Austria-based Sibur International is a well-known export division of SIBUR, Russia’s largest producer of polymers and synthetic rubbers. The company has established long-term partnerships not only within the European Union but also in many other countries.
On 21 June 2024, the assets of Sibur International were unexpectedly frozen by an Austrian first-instance court, following a request from Austria’s Ministry of the Interior.
The freeze was imposed based on allegations that the parent company, SIBUR Holding, was allegedly controlled by individuals designated in the EU sanctions lists and was closely associated with the Russian state. Essentially, the key reason behind the Ministry of the Interior’s decision to freeze SIBUR International’s assets was an article in the online publication The Insider.
It was established in court that the Ministry’s claim that individuals under EU sanctions controlled or owned SIBUR Holding could not be substantiated. In its decision, the court noted that the Ministry of the Interior had no grounds to assert that sanctioned individuals owned more than 50% of SIBUR Holding, and that therefore the conclusion that SIBUR Holding was owned by sanctioned individuals was unfounded.
The court also found that there was no reliable evidence of control over SIBUR Holding by sanctioned individuals, and the article in The Insider did not cite any concrete evidence of such control. So, the restrictions on the company’s assets were lifted.
SIBUR International also won another similar case involving false allegations that it was sanctioned—this time against Kimberly-Clark, a manufacturer of health and hygiene products. According to publicly available documents from the Russian judicial database, Kimberly-Clark’s British division had refused to pay for polypropylene supplied to it in 2022, claiming that SIBUR was under sanctions. The issue of whether SIBUR was owned or controlled by EU- or UK-sanctioned individuals was examined in the course of an arbitration conducted by the Arbitration Institute of the Stockholm Chamber of Commerce.
As was revealed in a recent ruling of the Moscow Region Commercial Court, on 9 August 2024 the arbitral tribunal concluded that no individuals under UK or EU sanctions owned or controlled SIBUR. In its award, the tribunal ruled that Kimberly Clark must pay Sibur International €1.1 million for the polypropylene that was supplied and a similar amount for legal and court costs.
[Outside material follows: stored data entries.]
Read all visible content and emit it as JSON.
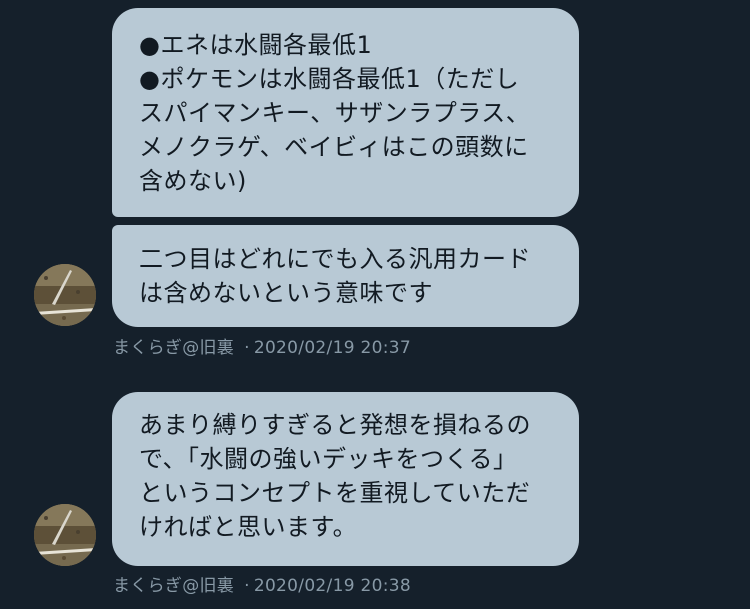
{
  "messages": [
    {
      "lines": [
        "●エネは水闘各最低1",
        "●ポケモンは水闘各最低1（ただし",
        "スパイマンキー、サザンラプラス、",
        "メノクラゲ、ベイビィはこの頭数に",
        "含めない)"
      ]
    },
    {
      "lines": [
        "二つ目はどれにでも入る汎用カード",
        "は含めないという意味です"
      ]
    },
    {
      "lines": [
        "あまり縛りすぎると発想を損ねるの",
        "で、「水闘の強いデッキをつくる」",
        "というコンセプトを重視していただ",
        "ければと思います。"
      ]
    }
  ],
  "meta": [
    {
      "author": "まくらぎ@旧裏",
      "separator": "·",
      "timestamp": "2020/02/19 20:37"
    },
    {
      "author": "まくらぎ@旧裏",
      "separator": "·",
      "timestamp": "2020/02/19 20:38"
    }
  ],
  "colors": {
    "background": "#15202b",
    "bubble": "#b8c9d5",
    "meta_text": "#8899a6"
  },
  "icons": {
    "avatar": "user-avatar-photo"
  }
}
As the defendant did not voluntarily comply with this decision, SIBUR International filed a petition with the Moscow Region Commercial Court to have the award recognized and enforced in Russia.
Kimberly-Clark’s Russian factory, which produces Kleenex tissues, Kotex pads, and Huggies diapers, is located in the city of Stupino in the Moscow region. Despite Western sanctions against Russia, the company has continued operations in the country. The Moscow Region Commercial Court determined that Kimberly-Clark Ltd and Russia-based Kimberly-Clark ООО are part of the same group of companies and, therefore, can be treated as a single economic entity.